# Battle Hymn Of The Republic



## mountainlady56 (Feb 13, 2006)

It's been around before but is well worth a second or third listen.

Get a load of these high school kids. At the conclusion listen to the high notes on the trumpet .. . . played by a high school kid? One of the fathers recorded it, added some graphic enhancements to the recording, and posted it on the web.

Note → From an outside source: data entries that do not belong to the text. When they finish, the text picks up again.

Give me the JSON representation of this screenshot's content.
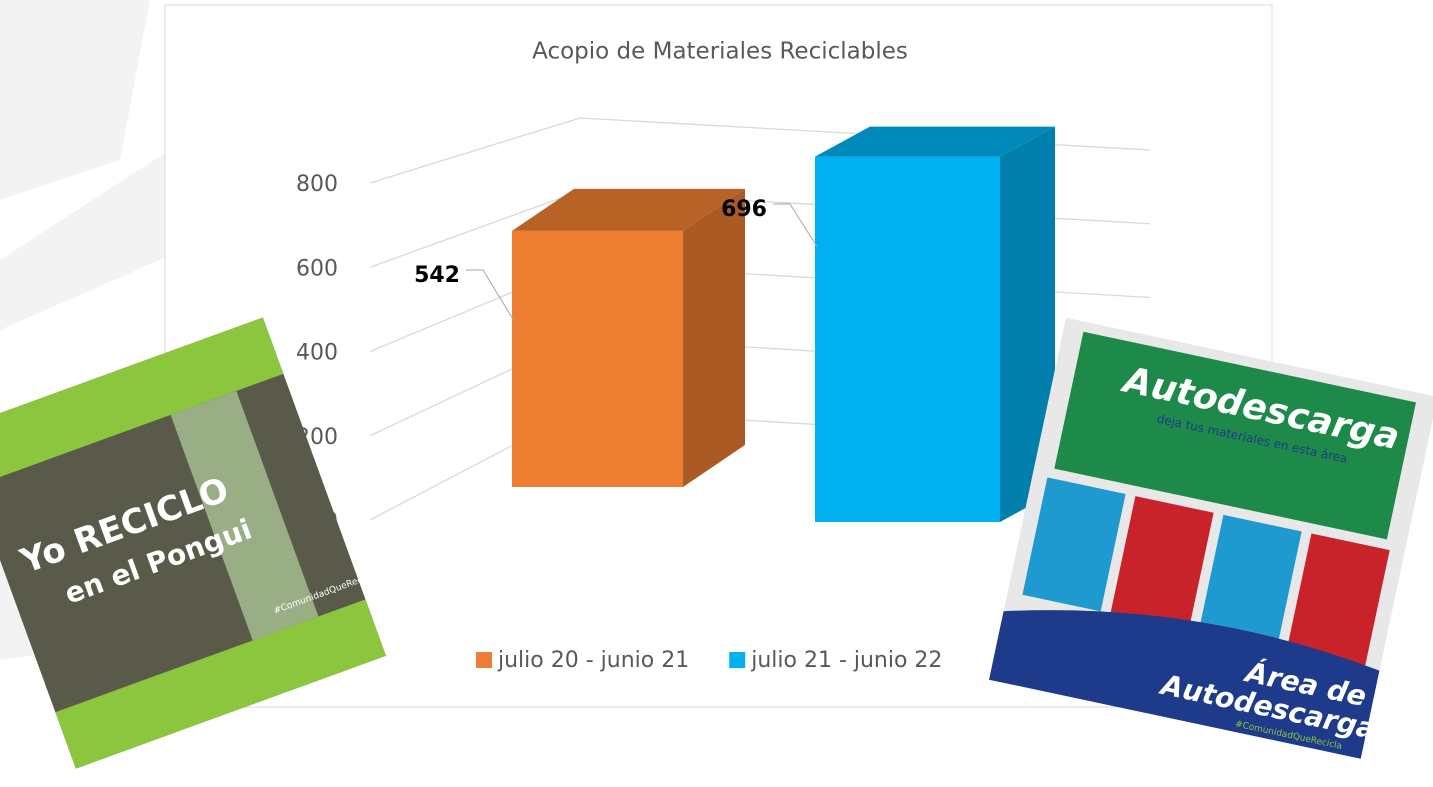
{
  "chart_data": {
    "type": "bar3d",
    "title": "Acopio de Materiales Reciclables",
    "series": [
      {
        "name": "julio 20 - junio 21",
        "color": "#ED7D31",
        "values": [
          542
        ]
      },
      {
        "name": "julio 21 - junio 22",
        "color": "#00B0F0",
        "values": [
          696
        ]
      }
    ],
    "ylim": [
      0,
      800
    ],
    "yticks": [
      0,
      200,
      400,
      600,
      800
    ],
    "grid": true,
    "legend": "bottom"
  },
  "photos": [
    {
      "texts": [
        "Yo RECICLO",
        "en el Pongui",
        "#ComunidadQueRecicla"
      ]
    },
    {
      "texts": [
        "Autodescarga",
        "deja tus materiales en esta área",
        "Área de",
        "Autodescarga",
        "#ComunidadQueRecicla"
      ]
    }
  ]
}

The song, of course, is the " Battle Hymn Of The Republic."

Click below!

http://www.greatdanepromilitary.com/Battle%20Hymn/index.htm

Enjoy!
Darlene


----------



## GoodTimes (Mar 9, 2009)

I LOVE THAT SONG!!!!!!!

THanks for sharing..............I get all choked up..............


----------



## Dadof4 (Mar 30, 2007)

Wow. I would have swore the brass and percussion were pros if not for the late release of the last note. That was neat! Great pitch, attack, and expressive playing. Gotta love a fat trumpet high C, works equally well at the high point of the National Anthem!


----------



## ember (Jan 17, 2008)

Great choice (again) Darlene!! Thanks for sharing it.
TTFN
Ember


----------



## JerseyGirl86 (Mar 30, 2009)

that was great to hear Darlene! Kids are just amazing with their talent!


----------



## TexanThompsons (Apr 21, 2009)

Wow. Simply amazing.


----------



## ALASKA PFLOCK (Jun 24, 2007)

Outstanding!!! Never gets old and never will!


----------